Start by asking: “What is the main theme of this feeling?” Wait and see if your body gives you some answers. “What is the most important thing about this feeling?” Try not to answer too quickly with your thoughts, but rather let your body find the answer.
Then ask, “What’s wrong?” Think of the emotion as a shy child sitting in a chair. It needs careful encouragement to speak. Imagine you approach the child, sit down, and ask carefully, “What is wrong?” Wait and let your body respond.
Then ask, “What is the worst thing about this feeling?” Give it time. “What makes this feeling so bad?” Let the body respond.
Once you get a sense of some essence of the feeling, ask yourself: “What do I need when I feel like this?” See if any words appear. “What does this feeling need?” Try to put words to what you need.
If you get a sense of what you might need, try asking your body if it fits. Maybe you need comfort. Strength.
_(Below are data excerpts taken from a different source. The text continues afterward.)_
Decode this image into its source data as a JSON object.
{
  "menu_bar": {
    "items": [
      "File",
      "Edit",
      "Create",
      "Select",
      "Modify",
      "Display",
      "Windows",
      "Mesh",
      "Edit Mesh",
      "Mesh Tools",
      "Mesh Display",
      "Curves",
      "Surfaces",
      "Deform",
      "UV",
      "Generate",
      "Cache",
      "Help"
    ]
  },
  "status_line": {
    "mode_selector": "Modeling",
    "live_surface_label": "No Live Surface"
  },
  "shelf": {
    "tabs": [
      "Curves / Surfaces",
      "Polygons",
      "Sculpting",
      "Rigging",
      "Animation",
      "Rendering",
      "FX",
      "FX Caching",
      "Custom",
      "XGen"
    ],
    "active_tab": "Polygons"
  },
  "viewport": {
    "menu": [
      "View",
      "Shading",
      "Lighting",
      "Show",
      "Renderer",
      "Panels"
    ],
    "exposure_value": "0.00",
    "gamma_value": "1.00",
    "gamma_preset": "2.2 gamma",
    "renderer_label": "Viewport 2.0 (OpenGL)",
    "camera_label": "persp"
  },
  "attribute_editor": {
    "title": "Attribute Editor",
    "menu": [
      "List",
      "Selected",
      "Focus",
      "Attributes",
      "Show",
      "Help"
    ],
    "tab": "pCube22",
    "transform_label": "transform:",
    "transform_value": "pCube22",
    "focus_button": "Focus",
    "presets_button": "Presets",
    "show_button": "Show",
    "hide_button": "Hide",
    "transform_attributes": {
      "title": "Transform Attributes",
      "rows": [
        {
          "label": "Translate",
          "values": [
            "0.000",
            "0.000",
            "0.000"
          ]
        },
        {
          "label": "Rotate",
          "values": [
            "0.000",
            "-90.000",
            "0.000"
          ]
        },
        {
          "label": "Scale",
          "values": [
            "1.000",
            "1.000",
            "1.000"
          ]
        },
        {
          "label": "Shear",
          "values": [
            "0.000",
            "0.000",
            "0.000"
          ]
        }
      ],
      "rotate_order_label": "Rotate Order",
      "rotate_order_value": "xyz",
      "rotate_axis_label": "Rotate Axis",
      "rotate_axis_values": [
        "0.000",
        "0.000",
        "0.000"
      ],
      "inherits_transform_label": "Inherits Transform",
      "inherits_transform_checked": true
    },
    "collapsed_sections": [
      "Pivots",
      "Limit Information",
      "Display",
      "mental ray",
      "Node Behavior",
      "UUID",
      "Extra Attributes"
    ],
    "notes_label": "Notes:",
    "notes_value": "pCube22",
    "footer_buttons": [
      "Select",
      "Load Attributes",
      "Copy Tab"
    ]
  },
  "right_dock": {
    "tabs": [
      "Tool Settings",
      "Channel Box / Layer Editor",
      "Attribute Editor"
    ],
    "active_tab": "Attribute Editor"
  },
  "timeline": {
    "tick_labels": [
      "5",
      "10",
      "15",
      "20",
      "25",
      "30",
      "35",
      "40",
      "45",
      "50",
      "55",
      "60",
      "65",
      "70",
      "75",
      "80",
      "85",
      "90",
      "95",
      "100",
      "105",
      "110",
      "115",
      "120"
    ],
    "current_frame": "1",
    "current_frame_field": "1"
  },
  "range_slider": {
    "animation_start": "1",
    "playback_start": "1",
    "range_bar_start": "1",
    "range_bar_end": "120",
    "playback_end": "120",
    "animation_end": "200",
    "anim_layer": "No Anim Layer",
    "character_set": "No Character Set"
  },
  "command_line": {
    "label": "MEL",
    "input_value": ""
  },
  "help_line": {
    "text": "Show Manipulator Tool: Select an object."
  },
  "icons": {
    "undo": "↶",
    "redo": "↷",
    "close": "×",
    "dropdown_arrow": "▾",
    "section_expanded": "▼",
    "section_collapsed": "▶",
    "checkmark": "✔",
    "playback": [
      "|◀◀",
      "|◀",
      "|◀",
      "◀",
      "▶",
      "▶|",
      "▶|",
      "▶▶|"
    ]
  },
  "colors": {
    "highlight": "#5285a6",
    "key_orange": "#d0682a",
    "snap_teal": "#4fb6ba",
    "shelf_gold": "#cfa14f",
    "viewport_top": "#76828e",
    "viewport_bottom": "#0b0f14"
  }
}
Self-respect. Safety. Or maybe it is a more complex need, like dealing with a difficult situation, seeking out a long lost friend, or something else.
We are approaching the end of the exercise. Now spend the next minute just as you want and need. Some find it useful to go through the steps they’ve come to, as to summarize for themselves. Some people like to stretch and relax. Some find it useful to emphasize how far they came in the process or where it might have become difficult. Become aware of where you arrived at in your process, so that you can come back to it and continue or just to become aware of what this was like. Use the next minute how you want and come back to the room and the present when you feel ready for it.